16. Gezien het voorgaande bestaat er geen reden een voorlopige voorziening te treffen. Het verzoek daartoe wordt daarom afgewezen.
17. De voorzieningenrechter stelt de op grond van het Besluit proceskosten bestuursrecht voor de door een derde beroepsmatig verleende rechtsbijstand vast op
€ 1.674,- (1 punt voor het indienen van het verzoek- / beroepschrift, 1 punt voor het verschijnen ter zitting, met een waarde per punt van € 837,- en wegingsfactor 1). Hierbij merkt de voorzieningenrechter op dat er voor de bezwaarfase al een vergoeding van proceskosten heeft plaatsgevonden door verweerder.

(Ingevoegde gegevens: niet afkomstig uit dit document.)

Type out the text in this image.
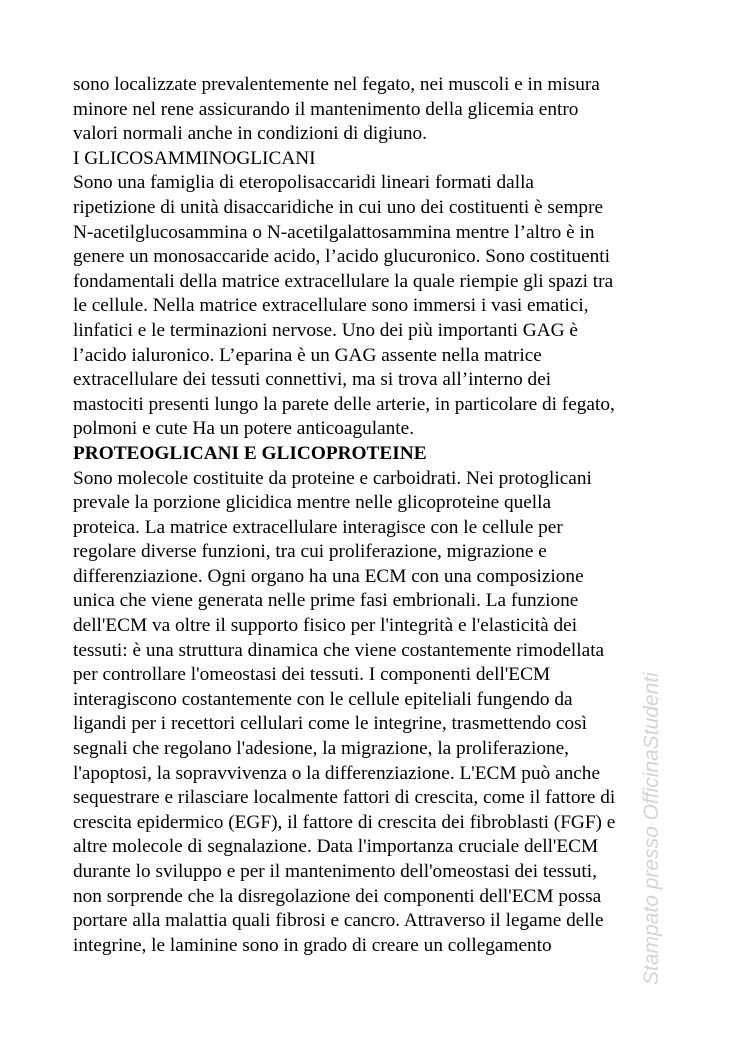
Stampato presso OfficinaStudenti
sono localizzate prevalentemente nel fegato, nei muscoli e in misura
minore nel rene assicurando il mantenimento della glicemia entro
valori normali anche in condizioni di digiuno.
I GLICOSAMMINOGLICANI
Sono una famiglia di eteropolisaccaridi lineari formati dalla
ripetizione di unità disaccaridiche in cui uno dei costituenti è sempre
N-acetilglucosammina o N-acetilgalattosammina mentre l’altro è in
genere un monosaccaride acido, l’acido glucuronico. Sono costituenti
fondamentali della matrice extracellulare la quale riempie gli spazi tra
le cellule. Nella matrice extracellulare sono immersi i vasi ematici,
linfatici e le terminazioni nervose. Uno dei più importanti GAG è
l’acido ialuronico. L’eparina è un GAG assente nella matrice
extracellulare dei tessuti connettivi, ma si trova all’interno dei
mastociti presenti lungo la parete delle arterie, in particolare di fegato,
polmoni e cute Ha un potere anticoagulante.
PROTEOGLICANI E GLICOPROTEINE
Sono molecole costituite da proteine e carboidrati. Nei protoglicani
prevale la porzione glicidica mentre nelle glicoproteine quella
proteica. La matrice extracellulare interagisce con le cellule per
regolare diverse funzioni, tra cui proliferazione, migrazione e
differenziazione. Ogni organo ha una ECM con una composizione
unica che viene generata nelle prime fasi embrionali. La funzione
dell'ECM va oltre il supporto fisico per l'integrità e l'elasticità dei
tessuti: è una struttura dinamica che viene costantemente rimodellata
per controllare l'omeostasi dei tessuti. I componenti dell'ECM
interagiscono costantemente con le cellule epiteliali fungendo da
ligandi per i recettori cellulari come le integrine, trasmettendo così
segnali che regolano l'adesione, la migrazione, la proliferazione,
l'apoptosi, la sopravvivenza o la differenziazione. L'ECM può anche
sequestrare e rilasciare localmente fattori di crescita, come il fattore di
crescita epidermico (EGF), il fattore di crescita dei fibroblasti (FGF) e
altre molecole di segnalazione. Data l'importanza cruciale dell'ECM
durante lo sviluppo e per il mantenimento dell'omeostasi dei tessuti,
non sorprende che la disregolazione dei componenti dell'ECM possa
portare alla malattia quali fibrosi e cancro. Attraverso il legame delle
integrine, le laminine sono in grado di creare un collegamento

18. De voorzieningenrechter bepaalt dat verweerder aan eisers het door hen betaalde griffierecht van € 368,- (tweemaal € 184,-) vergoedt.
19. Ten overvloede merkt de voorzieningenrechter nog het volgende op. Naar aanleiding van hetgeen op de zitting uitgebreid is besproken vindt de voorzieningenrechter dat eisers en verweerder zo snel mogelijk in gesprek moeten gaan over het al dan niet (met voorschriften) voortzetten van de betoging op het onderhavige perceel. Mogelijk kan de derde-partij daarbij worden betrokken.
Beslissing
- verklaart het beroep gegrond;
- vernietigt het bestreden besluit; - herroept het primaire besluit;
- wijst het verzoek om voorlopige voorziening af;
- veroordeelt verweerder in de proceskosten van eisers tot een bedrag van € 1674,-;
- draagt verweerder op het door eisers betaalde griffierecht van € 368,- aan hen te vergoeden.
Deze uitspraak is gedaan door mr. R.J.G.H. Seerden, voorzieningenrechter, in aanwezigheid van mr. N.A.M. Bergmans, griffier. De beslissing is uitgesproken in het openbaar op
8 juni 2023.
griffier
voorzieningenrechter
Een afschrift van deze uitspraak is verzonden aan partijen op: 8 juni 2023.